Fehlende Jahresaktualisierung
Einmal unterwiesen – für immer? Neue Erreger (z. B. SARS-CoV-2), geänderte RKI- oder VAH-Listen erfordern jährliche Anpassung.
Weitergabe von Reinigungsequipment
Roter Lappen aus dem Badezimmer im Patientenzimmer verwenden? Kreuzkontaminationen sind vorprogrammiert.
ℹ️ Sonderfälle
Jugendliche und Auszubildende
Für Beschäftigte unter 18 Jahren gelten Jugendarbeitsschutzgesetz (JArbSchG) und Jugend- und Auszubildenden-Unfallverhütungsvorschriften. Sie dürfen nur unter Aufsicht mit hautresizenden oder sensibilisierenden Reinigungsmitteln arbeiten. Die Unterweisung muss altersgerecht erfolgen und zusätzliche Themen wie Hautschutzplan enthalten.
💬 Häufige Fragen
Wie lange dauert die Unterweisung?
Mindestens 45 Minuten für die Basisschulung; bei praktischen Übungen bis zu 90 Minuten.
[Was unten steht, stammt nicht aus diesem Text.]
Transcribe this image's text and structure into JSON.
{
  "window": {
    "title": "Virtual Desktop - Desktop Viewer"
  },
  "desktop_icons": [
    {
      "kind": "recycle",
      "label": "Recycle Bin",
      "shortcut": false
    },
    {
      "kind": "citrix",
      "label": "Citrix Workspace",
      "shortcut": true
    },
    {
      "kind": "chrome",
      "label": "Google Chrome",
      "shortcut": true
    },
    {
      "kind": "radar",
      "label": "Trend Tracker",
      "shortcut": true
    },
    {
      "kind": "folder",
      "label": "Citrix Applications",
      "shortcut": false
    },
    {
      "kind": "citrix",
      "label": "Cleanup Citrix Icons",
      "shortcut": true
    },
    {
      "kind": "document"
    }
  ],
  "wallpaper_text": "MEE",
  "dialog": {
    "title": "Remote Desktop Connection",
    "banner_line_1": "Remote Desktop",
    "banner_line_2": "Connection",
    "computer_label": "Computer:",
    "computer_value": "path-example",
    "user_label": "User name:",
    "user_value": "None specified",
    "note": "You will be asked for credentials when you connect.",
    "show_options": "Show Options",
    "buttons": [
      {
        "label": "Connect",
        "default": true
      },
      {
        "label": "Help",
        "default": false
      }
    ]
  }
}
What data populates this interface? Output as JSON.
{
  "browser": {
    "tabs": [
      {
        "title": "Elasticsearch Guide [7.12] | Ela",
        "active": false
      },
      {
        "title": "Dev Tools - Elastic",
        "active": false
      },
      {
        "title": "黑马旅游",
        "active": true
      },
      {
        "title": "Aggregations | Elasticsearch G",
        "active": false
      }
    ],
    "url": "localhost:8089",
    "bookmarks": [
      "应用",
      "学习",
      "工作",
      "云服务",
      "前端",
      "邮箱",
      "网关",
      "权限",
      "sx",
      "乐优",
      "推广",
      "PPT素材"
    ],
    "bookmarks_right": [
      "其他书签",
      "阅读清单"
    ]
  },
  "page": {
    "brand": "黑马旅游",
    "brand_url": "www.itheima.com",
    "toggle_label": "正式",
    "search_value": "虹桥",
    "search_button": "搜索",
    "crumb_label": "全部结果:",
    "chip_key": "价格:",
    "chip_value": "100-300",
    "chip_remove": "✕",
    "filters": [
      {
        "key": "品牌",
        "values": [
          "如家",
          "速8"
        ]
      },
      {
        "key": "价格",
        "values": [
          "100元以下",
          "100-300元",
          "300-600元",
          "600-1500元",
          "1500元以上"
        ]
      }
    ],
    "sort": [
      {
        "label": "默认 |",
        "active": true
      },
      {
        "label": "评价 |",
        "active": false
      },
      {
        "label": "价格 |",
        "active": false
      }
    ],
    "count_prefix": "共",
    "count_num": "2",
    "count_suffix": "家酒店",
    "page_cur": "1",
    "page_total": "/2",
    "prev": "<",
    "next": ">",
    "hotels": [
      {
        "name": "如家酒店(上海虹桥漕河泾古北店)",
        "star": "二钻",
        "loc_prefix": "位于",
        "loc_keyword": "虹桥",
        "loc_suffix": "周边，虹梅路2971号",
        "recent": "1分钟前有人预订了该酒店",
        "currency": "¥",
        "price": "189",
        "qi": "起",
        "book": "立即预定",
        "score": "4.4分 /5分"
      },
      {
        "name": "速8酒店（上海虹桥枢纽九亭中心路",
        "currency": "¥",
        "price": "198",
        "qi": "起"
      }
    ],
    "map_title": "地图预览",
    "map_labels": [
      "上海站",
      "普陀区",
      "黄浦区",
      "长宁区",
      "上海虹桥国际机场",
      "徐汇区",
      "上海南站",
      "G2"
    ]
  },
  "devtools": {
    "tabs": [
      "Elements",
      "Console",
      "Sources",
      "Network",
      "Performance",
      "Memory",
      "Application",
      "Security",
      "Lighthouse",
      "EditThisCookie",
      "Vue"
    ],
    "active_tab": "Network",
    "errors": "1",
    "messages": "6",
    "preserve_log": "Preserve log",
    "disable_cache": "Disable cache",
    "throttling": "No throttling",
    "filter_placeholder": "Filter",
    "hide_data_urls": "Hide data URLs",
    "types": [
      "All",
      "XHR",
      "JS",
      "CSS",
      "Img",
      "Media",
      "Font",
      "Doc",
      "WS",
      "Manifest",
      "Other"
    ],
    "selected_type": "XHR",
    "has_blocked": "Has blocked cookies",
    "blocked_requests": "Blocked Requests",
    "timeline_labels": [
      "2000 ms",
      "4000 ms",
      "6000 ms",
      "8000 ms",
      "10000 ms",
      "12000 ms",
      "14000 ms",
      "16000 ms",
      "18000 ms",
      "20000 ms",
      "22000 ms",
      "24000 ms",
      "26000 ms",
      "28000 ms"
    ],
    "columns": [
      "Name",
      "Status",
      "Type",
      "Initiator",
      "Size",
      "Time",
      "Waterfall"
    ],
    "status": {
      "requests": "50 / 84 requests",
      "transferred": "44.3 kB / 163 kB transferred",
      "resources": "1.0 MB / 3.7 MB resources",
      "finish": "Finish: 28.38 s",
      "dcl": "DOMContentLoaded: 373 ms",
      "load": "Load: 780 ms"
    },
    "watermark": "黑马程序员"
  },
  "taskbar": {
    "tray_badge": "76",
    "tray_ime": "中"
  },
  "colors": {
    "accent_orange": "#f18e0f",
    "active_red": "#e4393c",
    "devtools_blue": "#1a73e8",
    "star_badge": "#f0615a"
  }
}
Darf die Schulung digital erfolgen?
Ja, wenn die Inhalte praxisnah vermittelt und die Abschlussprüfung dokumentiert werden (DGUV V1 § 4 Abs. 2).
Muss ich alle Reinigungskräfte einzeln unterweisen?
Kleingruppen bis zu 12 Personen sind zulässig, wenn Fragen individuell beantwortet werden können.
Was tun bei Hautirritationen nach Desinfektionsmitteln?
Arbeitsmedizinische Vorsorge, Hautschutzmittel (Hautschutzplan DGUV Information 203-077) und ggf. andere Mittel wählen.
Wie beweise ich die Wirksamkeit der Schulung?
Durch schriftliche oder digitale Teilnahmebestätigung und ggf. praktische Übungsnachweise.
Können externe Dienstleister die Schulung übernehmen?
Ja, der Arbeitgeber behält jedoch die Verantwortung für Inhalt und Dokumentation (ArbSchG § 12).